Enregistrement intégral de l'appel du général Charles de Gaulle à la radio de Londres, le 22 juin 1940.

Type de média :
Date de diffusion :
22 juin 1940

Contexte historique

L'appel du 18 juin 1940, dont aucun enregistrement n'a été conservé et qui a été peu entendu, répondait au discours de Philippe Pétain annonçant la demande d'armistice (voir Le maréchal Pétain commémore l'Armistice du 17 juin 1940). L'appel du 22 juin est le second prononcé par le général de Gaulle à la radio de Londres (BBC).

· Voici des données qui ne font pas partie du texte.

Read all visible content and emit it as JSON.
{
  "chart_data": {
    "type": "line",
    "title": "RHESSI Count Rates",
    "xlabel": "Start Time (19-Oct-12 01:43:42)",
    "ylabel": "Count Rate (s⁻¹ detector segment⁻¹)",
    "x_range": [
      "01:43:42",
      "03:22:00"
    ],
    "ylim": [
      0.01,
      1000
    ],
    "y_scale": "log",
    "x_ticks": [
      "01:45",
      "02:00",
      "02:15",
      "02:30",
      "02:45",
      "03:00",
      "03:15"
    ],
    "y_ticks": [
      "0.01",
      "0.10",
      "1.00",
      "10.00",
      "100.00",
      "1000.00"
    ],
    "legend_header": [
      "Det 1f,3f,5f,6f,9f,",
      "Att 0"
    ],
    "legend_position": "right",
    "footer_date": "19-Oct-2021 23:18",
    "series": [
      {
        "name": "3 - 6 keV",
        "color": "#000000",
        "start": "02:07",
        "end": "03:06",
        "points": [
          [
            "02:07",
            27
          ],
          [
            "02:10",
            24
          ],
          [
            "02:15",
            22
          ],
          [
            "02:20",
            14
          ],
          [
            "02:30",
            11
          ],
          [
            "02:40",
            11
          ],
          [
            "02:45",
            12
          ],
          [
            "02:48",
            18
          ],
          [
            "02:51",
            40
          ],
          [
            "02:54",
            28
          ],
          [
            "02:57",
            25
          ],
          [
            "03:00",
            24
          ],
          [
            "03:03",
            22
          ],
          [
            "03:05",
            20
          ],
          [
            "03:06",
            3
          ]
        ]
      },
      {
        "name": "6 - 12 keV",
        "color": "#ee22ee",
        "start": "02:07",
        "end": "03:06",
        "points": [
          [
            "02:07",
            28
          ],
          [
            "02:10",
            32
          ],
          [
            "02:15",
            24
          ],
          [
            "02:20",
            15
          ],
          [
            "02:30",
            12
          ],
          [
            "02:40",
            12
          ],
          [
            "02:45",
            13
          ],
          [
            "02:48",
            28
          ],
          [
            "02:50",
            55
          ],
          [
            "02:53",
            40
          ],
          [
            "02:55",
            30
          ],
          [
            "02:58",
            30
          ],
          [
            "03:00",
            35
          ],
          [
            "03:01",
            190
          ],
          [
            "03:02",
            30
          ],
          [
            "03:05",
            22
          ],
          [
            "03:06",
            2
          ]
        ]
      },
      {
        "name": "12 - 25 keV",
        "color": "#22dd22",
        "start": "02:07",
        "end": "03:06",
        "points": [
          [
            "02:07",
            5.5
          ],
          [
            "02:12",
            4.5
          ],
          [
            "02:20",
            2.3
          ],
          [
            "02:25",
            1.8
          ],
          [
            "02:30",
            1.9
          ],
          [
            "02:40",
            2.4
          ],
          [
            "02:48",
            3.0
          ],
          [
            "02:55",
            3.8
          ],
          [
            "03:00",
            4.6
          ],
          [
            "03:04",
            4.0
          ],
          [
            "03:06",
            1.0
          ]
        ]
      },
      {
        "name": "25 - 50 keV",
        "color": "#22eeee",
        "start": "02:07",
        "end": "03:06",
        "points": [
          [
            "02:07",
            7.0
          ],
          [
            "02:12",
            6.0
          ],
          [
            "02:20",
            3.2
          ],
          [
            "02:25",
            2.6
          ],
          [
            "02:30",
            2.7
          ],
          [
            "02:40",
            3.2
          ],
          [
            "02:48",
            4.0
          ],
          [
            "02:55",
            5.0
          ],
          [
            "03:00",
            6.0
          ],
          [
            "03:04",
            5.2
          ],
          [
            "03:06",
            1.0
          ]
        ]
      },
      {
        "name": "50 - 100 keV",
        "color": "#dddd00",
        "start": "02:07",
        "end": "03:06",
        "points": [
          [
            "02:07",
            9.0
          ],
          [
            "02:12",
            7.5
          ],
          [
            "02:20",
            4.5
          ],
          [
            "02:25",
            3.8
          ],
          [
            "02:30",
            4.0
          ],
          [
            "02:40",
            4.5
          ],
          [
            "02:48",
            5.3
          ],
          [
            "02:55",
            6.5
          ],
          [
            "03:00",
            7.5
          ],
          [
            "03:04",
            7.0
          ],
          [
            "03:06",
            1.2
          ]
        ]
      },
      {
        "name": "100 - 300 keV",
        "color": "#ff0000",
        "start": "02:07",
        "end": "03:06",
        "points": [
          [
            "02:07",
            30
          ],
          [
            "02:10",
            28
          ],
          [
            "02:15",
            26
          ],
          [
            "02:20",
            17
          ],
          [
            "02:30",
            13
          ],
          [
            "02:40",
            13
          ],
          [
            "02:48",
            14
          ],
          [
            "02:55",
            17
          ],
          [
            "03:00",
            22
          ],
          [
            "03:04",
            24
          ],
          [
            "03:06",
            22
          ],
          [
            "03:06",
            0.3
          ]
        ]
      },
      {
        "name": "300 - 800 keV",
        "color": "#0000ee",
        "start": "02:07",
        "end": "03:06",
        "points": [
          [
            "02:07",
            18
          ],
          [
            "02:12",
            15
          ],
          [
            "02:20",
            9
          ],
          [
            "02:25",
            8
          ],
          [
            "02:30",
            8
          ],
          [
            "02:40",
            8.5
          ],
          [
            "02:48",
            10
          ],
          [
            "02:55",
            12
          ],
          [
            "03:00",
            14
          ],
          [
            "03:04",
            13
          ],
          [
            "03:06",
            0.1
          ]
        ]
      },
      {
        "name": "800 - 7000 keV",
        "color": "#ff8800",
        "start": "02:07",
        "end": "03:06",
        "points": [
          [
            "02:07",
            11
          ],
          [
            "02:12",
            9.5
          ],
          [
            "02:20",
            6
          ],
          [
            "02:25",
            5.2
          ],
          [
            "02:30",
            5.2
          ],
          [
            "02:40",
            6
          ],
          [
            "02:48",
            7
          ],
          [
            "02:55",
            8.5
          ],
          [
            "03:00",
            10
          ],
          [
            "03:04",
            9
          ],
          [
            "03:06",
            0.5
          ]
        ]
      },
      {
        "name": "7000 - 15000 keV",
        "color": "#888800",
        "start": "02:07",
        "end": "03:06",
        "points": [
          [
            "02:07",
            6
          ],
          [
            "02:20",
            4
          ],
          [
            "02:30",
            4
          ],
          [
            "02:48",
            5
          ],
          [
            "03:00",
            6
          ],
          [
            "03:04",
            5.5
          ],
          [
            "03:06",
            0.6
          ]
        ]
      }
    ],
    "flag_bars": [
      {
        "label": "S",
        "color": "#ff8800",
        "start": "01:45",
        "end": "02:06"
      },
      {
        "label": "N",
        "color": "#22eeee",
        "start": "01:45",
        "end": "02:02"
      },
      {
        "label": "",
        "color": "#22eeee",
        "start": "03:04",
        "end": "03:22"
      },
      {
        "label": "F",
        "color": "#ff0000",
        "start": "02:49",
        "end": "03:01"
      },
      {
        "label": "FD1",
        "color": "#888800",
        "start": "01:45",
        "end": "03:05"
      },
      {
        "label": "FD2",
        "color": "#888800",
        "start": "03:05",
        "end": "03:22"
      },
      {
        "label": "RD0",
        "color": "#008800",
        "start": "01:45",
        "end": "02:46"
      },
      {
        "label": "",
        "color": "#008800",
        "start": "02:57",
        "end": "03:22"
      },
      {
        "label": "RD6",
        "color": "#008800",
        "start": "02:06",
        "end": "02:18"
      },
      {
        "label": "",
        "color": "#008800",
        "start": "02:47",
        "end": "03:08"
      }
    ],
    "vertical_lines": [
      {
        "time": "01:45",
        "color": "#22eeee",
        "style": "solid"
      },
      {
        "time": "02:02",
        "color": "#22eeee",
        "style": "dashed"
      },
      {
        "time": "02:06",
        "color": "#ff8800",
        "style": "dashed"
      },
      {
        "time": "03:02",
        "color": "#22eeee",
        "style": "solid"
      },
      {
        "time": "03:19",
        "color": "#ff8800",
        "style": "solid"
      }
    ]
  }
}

Il confirme la détermination du général à mettre en œuvre une résistance à partir de Londres. Dans ce discours, il utilise pour la première fois l'expression "France libre" pour qualifier cette résistance de l'extérieur en formation. Les conditions très dures de l'Armistice franco-allemand signé ce même jour à Rethondes sont désormais connues avec précision et de Gaulle évoque "non seulement une capitulation, mais encore un asservissement" qui en découle.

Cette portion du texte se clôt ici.